Now, let's implement that get_ogr_feature_attribute() function. Add the following to utils.py:

def get_ogr_feature_attribute(attr, feature):
    attr_name = attr.name

    if not feature.IsFieldSet(attr_name):
        return (True, None)

    if attr.type == ogr.OFTInteger:
        value = str(feature.GetFieldAsInteger(attr_name))
    elif attr.type == ogr.OFTIntegerList:
        value = repr(feature.GetFieldAsIntegerList(attr_name))
    elif attr.type == ogr.OFTReal:
        value = feature.GetFieldAsDouble(attr_name)
        value = "%*.*f" % (attr.width, attr.precision, value)
    elif attr.type == ogr.OFTRealList:
        values = feature.GetFieldAsDoubleList(attr_name)
        str_values = []
        for value in values:
            str_values.append("%*.*f" % (attr.width,
                                         attr.precision, value))
        value = repr(str_values)
    elif attr.type == ogr.OFTString:
        value = feature.GetFieldAsString(attr_name)
    elif attr.type == ogr.OFTStringList:
        value = repr(feature.GetFieldAsStringList(attr_name))
    elif attr.type == ogr.OFTDate:
        parts = feature.GetFieldAsDateTime(attr_name)
        year,month,day,hour,minute,second,tzone = parts
        value = "%d,%d,%d,%d" % (year,month,day,tzone)
    elif attr.type == ogr.OFTTime:
        parts = feature.GetFieldAsDateTime(attr_name)
        year,month,day,hour,minute,second,tzone = parts
        value = "%d,%d,%d,%d" % (hour,minute,second,tzone)
    elif attr.type == ogr.OFTDateTime:
        parts = feature.GetFieldAsDateTime(attr_name)
        year,month,day,hour,minute,second,tzone = parts
        value = "%d,%d,%d,%d,%d,%d,%d,%d" % (year,month,day,
                                             hour,minute,
                                             second,tzone)
    else:
        return (False, "Unsupported attribute type: " +
                       str(attr.type))

    return (True, value)

There's a lot of ugly code here relating to the extraction of different field types from the OGR feature. Don't worry too much about these details; the basic concept is that we extract the attribute's value in whatever format is needed for that type of attribute, convert the value(s) to a string if necessary, and then return the string back to the caller.

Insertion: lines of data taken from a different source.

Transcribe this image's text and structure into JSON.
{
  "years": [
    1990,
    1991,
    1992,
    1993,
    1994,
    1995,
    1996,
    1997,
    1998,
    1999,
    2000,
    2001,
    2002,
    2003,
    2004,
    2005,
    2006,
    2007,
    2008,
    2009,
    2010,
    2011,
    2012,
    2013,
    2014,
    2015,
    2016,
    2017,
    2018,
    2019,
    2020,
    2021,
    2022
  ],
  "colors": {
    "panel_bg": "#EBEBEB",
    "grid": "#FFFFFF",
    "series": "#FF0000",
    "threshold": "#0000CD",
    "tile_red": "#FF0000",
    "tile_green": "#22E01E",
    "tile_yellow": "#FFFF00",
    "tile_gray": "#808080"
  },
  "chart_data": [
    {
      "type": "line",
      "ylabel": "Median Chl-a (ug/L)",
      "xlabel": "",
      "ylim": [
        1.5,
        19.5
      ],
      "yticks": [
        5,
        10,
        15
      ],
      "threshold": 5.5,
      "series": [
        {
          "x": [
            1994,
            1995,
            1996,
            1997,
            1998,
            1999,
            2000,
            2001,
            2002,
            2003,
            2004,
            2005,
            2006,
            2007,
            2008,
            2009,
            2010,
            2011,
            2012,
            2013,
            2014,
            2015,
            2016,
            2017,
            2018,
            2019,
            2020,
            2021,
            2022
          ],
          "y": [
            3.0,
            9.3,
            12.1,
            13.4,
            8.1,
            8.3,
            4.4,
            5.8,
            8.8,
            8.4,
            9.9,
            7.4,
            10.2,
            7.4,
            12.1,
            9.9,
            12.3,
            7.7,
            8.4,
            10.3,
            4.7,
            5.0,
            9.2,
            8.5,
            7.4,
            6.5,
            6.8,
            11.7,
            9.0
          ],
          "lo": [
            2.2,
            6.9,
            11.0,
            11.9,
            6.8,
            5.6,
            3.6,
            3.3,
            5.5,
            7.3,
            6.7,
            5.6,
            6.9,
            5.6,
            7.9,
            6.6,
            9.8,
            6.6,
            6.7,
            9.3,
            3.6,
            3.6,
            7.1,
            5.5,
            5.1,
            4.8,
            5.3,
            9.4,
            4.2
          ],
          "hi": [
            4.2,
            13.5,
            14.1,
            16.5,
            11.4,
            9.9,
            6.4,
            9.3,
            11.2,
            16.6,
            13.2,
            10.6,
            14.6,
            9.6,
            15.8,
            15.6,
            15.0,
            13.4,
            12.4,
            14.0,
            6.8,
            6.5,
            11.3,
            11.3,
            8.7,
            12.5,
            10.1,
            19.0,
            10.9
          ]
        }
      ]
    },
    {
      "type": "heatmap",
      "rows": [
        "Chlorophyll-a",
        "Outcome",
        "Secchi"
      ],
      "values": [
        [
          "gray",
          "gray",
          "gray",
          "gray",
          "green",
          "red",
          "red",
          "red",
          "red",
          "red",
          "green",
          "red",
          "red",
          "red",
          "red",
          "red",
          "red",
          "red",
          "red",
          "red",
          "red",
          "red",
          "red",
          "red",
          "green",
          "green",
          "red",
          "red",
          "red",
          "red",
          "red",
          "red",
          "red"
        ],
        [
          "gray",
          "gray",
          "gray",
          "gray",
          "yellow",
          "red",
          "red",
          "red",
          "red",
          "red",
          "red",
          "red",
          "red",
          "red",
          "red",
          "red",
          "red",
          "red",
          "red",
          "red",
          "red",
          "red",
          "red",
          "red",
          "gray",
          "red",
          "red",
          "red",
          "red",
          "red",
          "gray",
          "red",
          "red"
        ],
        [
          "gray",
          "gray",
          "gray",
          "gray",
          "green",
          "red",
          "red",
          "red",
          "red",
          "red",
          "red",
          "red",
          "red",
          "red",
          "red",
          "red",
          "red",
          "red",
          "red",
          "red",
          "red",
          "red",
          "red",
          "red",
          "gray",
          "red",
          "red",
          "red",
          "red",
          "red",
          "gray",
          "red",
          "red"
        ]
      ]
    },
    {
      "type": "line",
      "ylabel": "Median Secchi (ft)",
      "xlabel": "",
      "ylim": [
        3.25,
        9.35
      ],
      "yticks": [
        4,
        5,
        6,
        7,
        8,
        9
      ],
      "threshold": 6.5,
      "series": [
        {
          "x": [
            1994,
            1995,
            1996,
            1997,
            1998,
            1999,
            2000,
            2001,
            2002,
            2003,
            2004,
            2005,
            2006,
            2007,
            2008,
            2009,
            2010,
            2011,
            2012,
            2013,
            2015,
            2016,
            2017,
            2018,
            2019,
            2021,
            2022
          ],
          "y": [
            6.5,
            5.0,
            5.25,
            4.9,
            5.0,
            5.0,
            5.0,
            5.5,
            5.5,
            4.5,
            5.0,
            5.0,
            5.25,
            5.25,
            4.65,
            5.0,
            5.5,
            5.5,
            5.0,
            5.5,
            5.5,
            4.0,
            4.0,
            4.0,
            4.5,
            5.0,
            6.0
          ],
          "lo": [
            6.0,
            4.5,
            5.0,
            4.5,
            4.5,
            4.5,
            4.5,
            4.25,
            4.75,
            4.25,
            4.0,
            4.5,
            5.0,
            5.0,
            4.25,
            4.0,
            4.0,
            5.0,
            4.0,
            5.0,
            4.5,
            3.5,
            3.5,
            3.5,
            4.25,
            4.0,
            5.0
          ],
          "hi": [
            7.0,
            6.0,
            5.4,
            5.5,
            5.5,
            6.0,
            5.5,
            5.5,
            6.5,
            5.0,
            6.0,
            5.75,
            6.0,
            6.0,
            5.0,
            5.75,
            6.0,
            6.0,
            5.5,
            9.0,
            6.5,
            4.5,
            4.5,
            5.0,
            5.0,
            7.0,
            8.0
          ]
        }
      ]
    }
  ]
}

You'll also need to add the following to the top of utils.py so that your new function will work:

from osgeo import ogr

Finally, we'll have to add the following import statement to the top of the shapefileIO.py module:

from shapeEditor.shared.models import AttributeValue

Cleaning up

Now that we've imported the shapefile's data, all that's left is to clean up our temporary files and tell the caller that the import succeeded. To do this, simply add the following lines to the end of your import_data() function:

    os.remove(fname)
    shutil.rmtree(dir_name)
    return None

That's it!

To test all this out, grab a copy of the TM_WORLD_BORDERS-0.3 shapefile in ZIP file format. You can either use the original ZIP archive that you downloaded from the World Borders Dataset web site, or you can recompress the shapefile into a new ZIP archive. Then, run the ShapeEditor, click on the Import New Shapefile button, click on the button to choose a file to import, and select the ZIP archive containing the World Borders Dataset.

When you click on the Submit button, you'll have to wait a few seconds for the shapefile to be imported. All going well, the World Borders Dataset will appear in the list of imported shapefiles:

Cleaning up

If a problem occurs, check the error message to see what might be wrong. Also, go back and make sure you have typed the code in exactly as described. If it works, congratulations! You have just implemented the most difficult part of the ShapeEditor system. It gets easier from here.